XXIV

2.9K 82 0
                                    

Spojrzałem na brunetkę. Stała po prostu będąc zamyślona.

- Boli cię? - zapytał Matty pochodząc do siostry. Przytulił ją do siebie i spojrzał na mnie. Nigdy nie wiedziałem, żeby Matty o kogoś się tak martwił jak o nią. Kochał ją nad życie i nie było dnia żeby o niej nie mówił. Od zawsze wiedziałem, że ma siostrę jednak dopiero gdy ona się tu przeprowadziła jego zachowanie zmieniło się jeszcze bardziej. Ona była jego oczkiem w głowie za która poświecił by życie.

- Gdzie mama? - zapytała w końcu dziewczyna

- Musiała zostać na jedną noc. Ma niedobór fosforu ale jutro już ją zabieram - powiedział. - Przyjechałem po jej rzeczy.

Brunetka usiadła na kanapie.

- Zostań z nią - powiedział do mnie - Jakby się coś działo bierz ją do szpitala.

- Jasne - powiedziałem

- Ona chyba bardzo cię lubi - powiedział patrząc na mnie. Zaskoczyło mnie to. Uśmiechnął się, a następnie poszedł na górę. Usiadłem obok dziewczyny na kanapie. Była przykryta kocem i miała zamknięte oczy.

- Śpisz? - zapytałem na co spojrzała na mnie dając mi odpowiedz - Zrobimy jakiś obiad.

- Nie jestem głodna - powiedziała

- Musisz coś zjeść - powiedziałem

- Jadłam w szkole - powiedziała

- Jabłko - powiedziałem - Za mało.

Matty zszedł z góry i spojrzą na nas.
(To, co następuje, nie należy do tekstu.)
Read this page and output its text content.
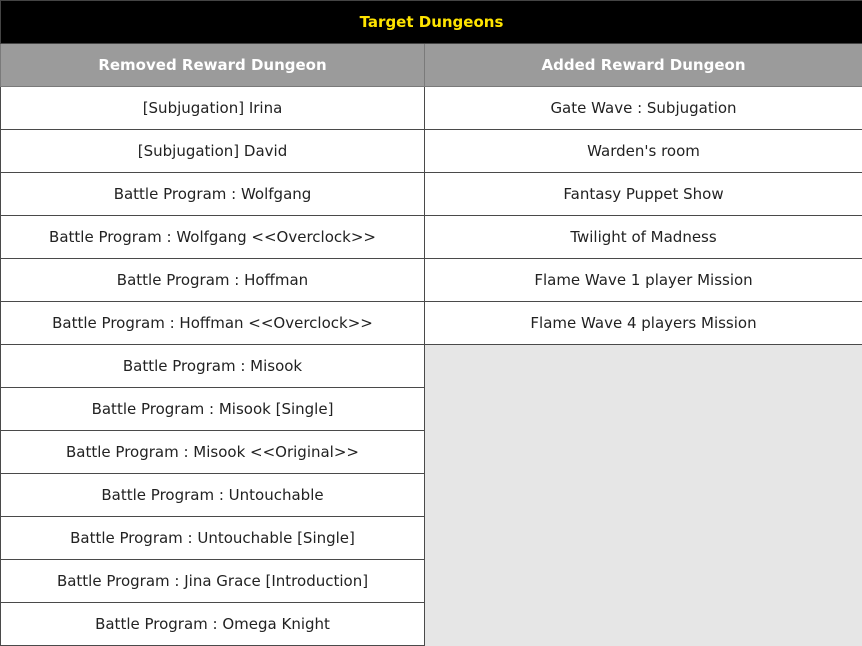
Target Dungeons	
Removed Reward Dungeon	Added Reward Dungeon
[Subjugation] Irina	Gate Wave : Subjugation
[Subjugation] David	Warden's room
Battle Program : Wolfgang	Fantasy Puppet Show
Battle Program : Wolfgang <<Overclock>>	Twilight of Madness
Battle Program : Hoffman	Flame Wave 1 player Mission
Battle Program : Hoffman <<Overclock>>	Flame Wave 4 players Mission
Battle Program : Misook	
Battle Program : Misook [Single]	
Battle Program : Misook <<Original>>	
Battle Program : Untouchable	
Battle Program : Untouchable [Single]	
Battle Program : Jina Grace [Introduction]	
Battle Program : Omega Knight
Miał torbę, zapewne jego mamy. Poszedł do nas. Cmoknął brunetkę w czoło.

- Wrócę pewnie późno - powiedział i wyszedł.

- Naleśniki? - zapytałem patrząc na nią.

- Nie chce - powiedziała

- Musisz coś zjeść malutka - powiedziałem

- To niech będzie - powiedziała i wstała. Poszedłem razem z nią do kuchni. Doskonale wiedziałem gdzie co jest. Nie raz tutaj nocowałem. Wyciągnąłem potrzebne składniki, a ona po prostu opierała się o blat. Zrobiłem po dwa dla nas i zaniosłem na kanapę. Podałem talerz brunetce, a ona po prostu na niego patrzyła.

- Musisz zjeść słoneczko - powiedziałem patrząc na nią. Nie mogłem odczytać jakie emocje w niej siedziały.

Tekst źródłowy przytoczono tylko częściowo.